Met zoveel watervallen om uit te kiezen is het lastig om er één tot de mooiste uit te roepen. Het is ook maar net wat je mooi vindt aan een waterval. Maar dat de Múlafossur waterval, bij Gásadalur, behoort tot één van de mooiste dat mag wel duidelijk zijn. Voor ons is dit ook echt de mooiste. Niet door de grote hoeveelheid water of het geweld dat daarmee gepaard gaat. Juist het subtiele stroompje in een landschap waar je mond van open valt. Wat de waterval uniek maakt, is dat hij direct de oceaan invalt en met nestende papegaaiduikers is het plaatje compleet.

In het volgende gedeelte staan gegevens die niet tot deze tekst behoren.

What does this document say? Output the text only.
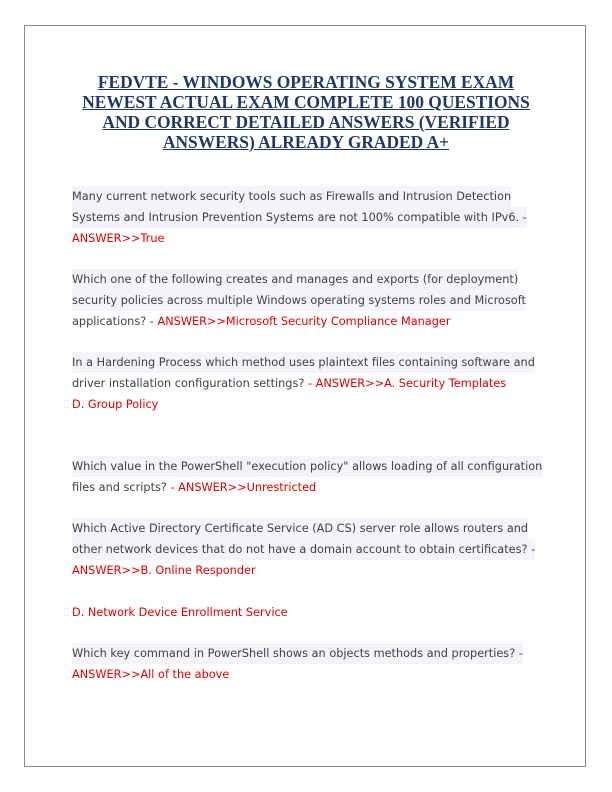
FEDVTE - WINDOWS OPERATING SYSTEM EXAM
NEWEST ACTUAL EXAM COMPLETE 100 QUESTIONS
AND CORRECT DETAILED ANSWERS (VERIFIED
ANSWERS) ALREADY GRADED A+
Many current network security tools such as Firewalls and Intrusion Detection Systems and Intrusion Prevention Systems are not 100% compatible with IPv6. -
ANSWER>>True
Which one of the following creates and manages and exports (for deployment) security policies across multiple Windows operating systems roles and Microsoft
applications? - ANSWER>>Microsoft Security Compliance Manager
In a Hardening Process which method uses plaintext files containing software and
driver installation configuration settings? - ANSWER>>A. Security Templates
D. Group Policy
Which value in the PowerShell "execution policy" allows loading of all configuration
files and scripts? - ANSWER>>Unrestricted
Which Active Directory Certificate Service (AD CS) server role allows routers and other network devices that do not have a domain account to obtain certificates? -
ANSWER>>B. Online Responder
D. Network Device Enrollment Service
Which key command in PowerShell shows an objects methods and properties? -
ANSWER>>All of the above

Sinds 2004 is het dorp, gelegen op het puntje van het eiland Vágar, te bereiken via een tunnel. Voor die tijd kon je er alleen te voet of sinds 1983 per helikopter komen. Er wordt gezegd dat de postbode de wandelroute van vier á vijf kilometer dagelijks maakte. Deze route is er nog steeds maar wordt nu alleen nog door een enkele toerist gelopen. Velen maken gebruik van de nieuwe tunnel. Net uit de tunnel zie je Gásadalur direct liggen in het dal. Met net daarvoor een riviertje dat stroomt tot aan de rand van de klif. Hier valt het water vanaf een hoogte van ongeveer 35 meter direct de oceaan in.
Ons eigenlijke plan om de tunnel niet te gebruiken maar de oude wandelroute te lopen wordt beperkt door de tijd. Omdat we die ochtend al een hike hebben gelopen naar de andere waterval die uitkomt in de oceaan is het niet haalbaar nog eens tien kilometer te wandelen. Op de route naar Gásadalur komen we langs Bøur, een klein schattig dorpje dat één van de weinige is met een strand. Het is geen parelwit zandstrand, eerder het tegenovergestelde. Zwart. De daken van het merendeel van de huizen zijn schitterend begroeid met gras en in de zon is het de ideale plek voor een verlate lunch.